My senior year in high school showed me the relationship between schools and companies.
Our school district was hurting for money like most school districts were. The high school principal offered exclusive selling rights to Coca-Cola and Pepsi. We had a survey in school on which we would prefer. Something like 78% wanted Pepsi. Pepsi offered the district $50,000 for exclusive rights for one year. Coke offered $55,000. The district went with Coke.
Many things at our school such as scoreboards were donated by Pepsi. They of course had the Pepsi logo. When they were donated there was a contract that stated the logos must say on otherwise ownership will go back to Pepsi.
Coke made many threats to sue the district if the logos were not removed. They finally had to remove the logos which resulted in Pepsi removing the signs.
My point here is that the district didn't gain anything. They had to buy new scoreboards and other equipment Pepsi originally "donated." From this real life experience I learned that schools are no place for ANYONE to advertise.
It seems to me that $100,000 is really a lot of money. Pirates' propaganda is free. As are their high-quality movies, software, and music. Some things don't need advertising, like drugs and piracy, and no matter what their argument is, it's not going to work if it's not based in reality. The "all drugs are the same and they'll all kill you" argument's certainly effective, as will be the "all the record/music companies want to do is foster artists' creativity, and bring you the wonderful colors that brighten up your miserable lives, but you just won't let us. Please, let us love you!" argument that the entertainment industry is trying to sell us. The sarcasm is dripping. Help, I've got a sarcasm drip!
The riaa should learn from this lesson, too. If you try to charge someone more for a product because you assume they're going to do something illegal, people will find a way to get around the higher price. Proactive high prices don't fly in a capitalist society where everyone is waiting for the sale price, and unwilling to believe bullshit about "these are for data, those are for music" when they're identical except for the price.
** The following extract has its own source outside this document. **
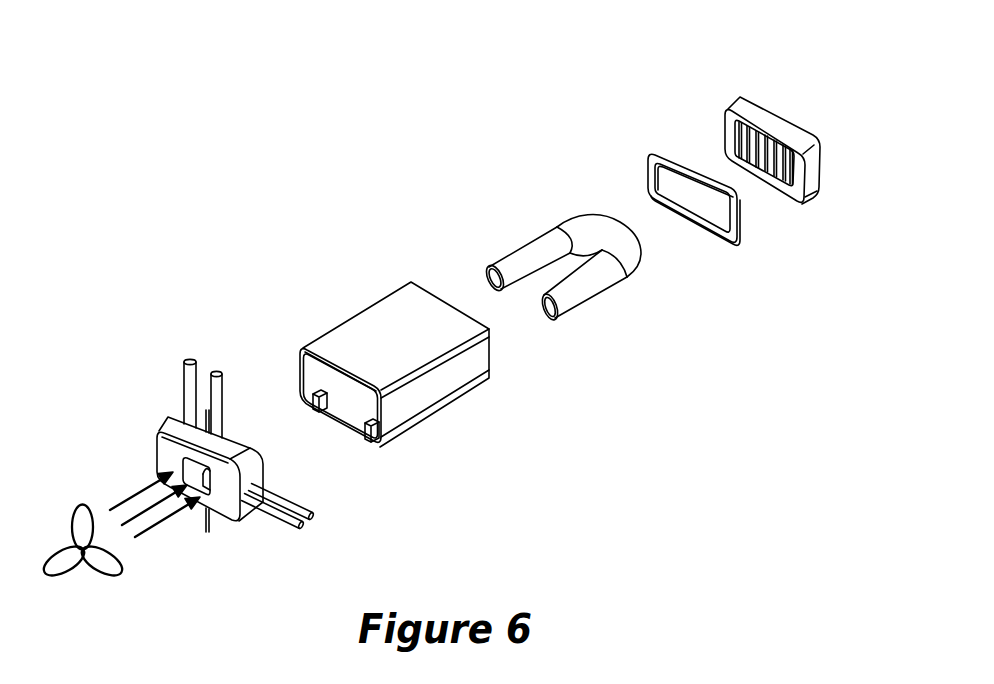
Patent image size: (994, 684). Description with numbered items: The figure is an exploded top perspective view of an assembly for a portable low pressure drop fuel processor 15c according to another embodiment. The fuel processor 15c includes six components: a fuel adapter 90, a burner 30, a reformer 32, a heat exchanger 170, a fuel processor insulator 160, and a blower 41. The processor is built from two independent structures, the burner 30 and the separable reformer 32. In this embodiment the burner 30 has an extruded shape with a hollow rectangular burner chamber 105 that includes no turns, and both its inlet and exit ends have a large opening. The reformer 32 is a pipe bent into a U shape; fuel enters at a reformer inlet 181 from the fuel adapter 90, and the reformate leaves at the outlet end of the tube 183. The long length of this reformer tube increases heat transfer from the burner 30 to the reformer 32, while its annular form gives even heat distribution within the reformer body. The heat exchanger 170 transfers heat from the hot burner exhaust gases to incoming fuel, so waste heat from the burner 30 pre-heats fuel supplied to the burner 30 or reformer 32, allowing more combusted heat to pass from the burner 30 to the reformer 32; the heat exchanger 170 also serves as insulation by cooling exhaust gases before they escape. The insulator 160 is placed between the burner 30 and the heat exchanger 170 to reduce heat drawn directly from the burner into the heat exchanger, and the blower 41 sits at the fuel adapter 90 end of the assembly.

That reminds me about something else. Some years ago, a contact lens manufacturer was successfully sued because they sold the same lens as both a permanent and and disposable lens. The labelling was different, and the price (something like $1 for the 'disposable' and $100 for the 'permanent'). The quality of the lens was the same.
I thought it had been made illegal to sell the same product deceptively this way and try to charge a higher price because of this ruling.
You can accomplish anything you set your mind to. The impossible just takes a little longer.